Hi Guys and Gals, I need help!!

Me, my partner and my son want to move to Vancouver, BC in the next 2 years..........

I work as a Nursing assistant in a Private Carehome, and I am currently doing my NVQ 3 in Health and social care, and hopefully completing my NVQ 4 (management level) in the next 12 months....I have over 4 years experience working in Health Care

My partner is a joiner by trade and has approx 12 years experience in doing this but he has no qualifications, only secondary school equivalent.

How are we meant to start the ball rolling? How am I able to secure a offer of employment? How will I be able to get the qualifications recognised in Canada?

How much money should we ideally have in the bank at time of applying?

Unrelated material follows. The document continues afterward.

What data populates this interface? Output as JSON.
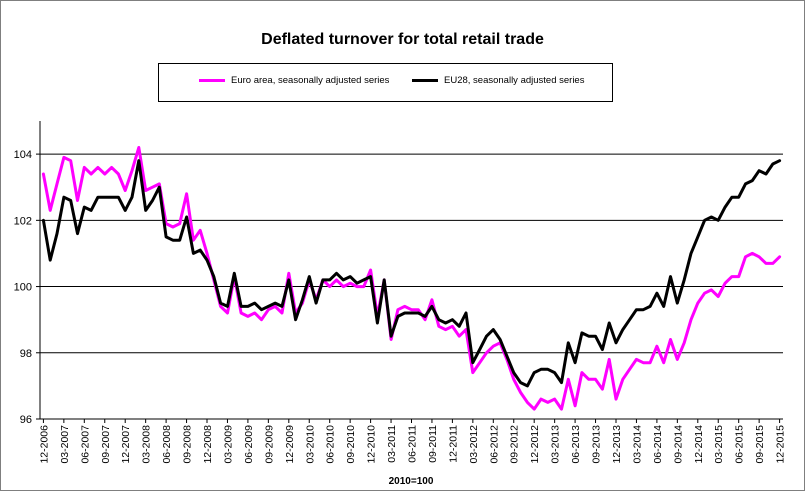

How do I go about schooling for my son , who will be around 10/11 yrs old when we want to move? 


What should we do??????

THANKYOU FOR READING!!!


----------



## Auld Yin (Mar 10, 2009)

Unfortunately the NVQ qualifications carry little or no weight in Canada. That's not to say that a Nursing/Private Care facility wouldn't take note of your experience and hire you. Such facilities are often heavily manned by persons from the West Indies or the Phillipines. Finding a job while in the UK will prove a difficult task. Your husband will experience similar blocks.
Have you ever been to Canada? If not you should plan a reccie and check out the job market. Why Vancouver? I know it's attractive but it's an expensive place in which to live. You should keep your options open. Canada needs immigrants and there are other parts of the country where finding jobs may be easier.
If you come on a job offer you do not need to have any money as opposed to coming as a Permanent Resident.
Your son's education is not really an issue. Canada has a very good standard of education which is provided "free".


----------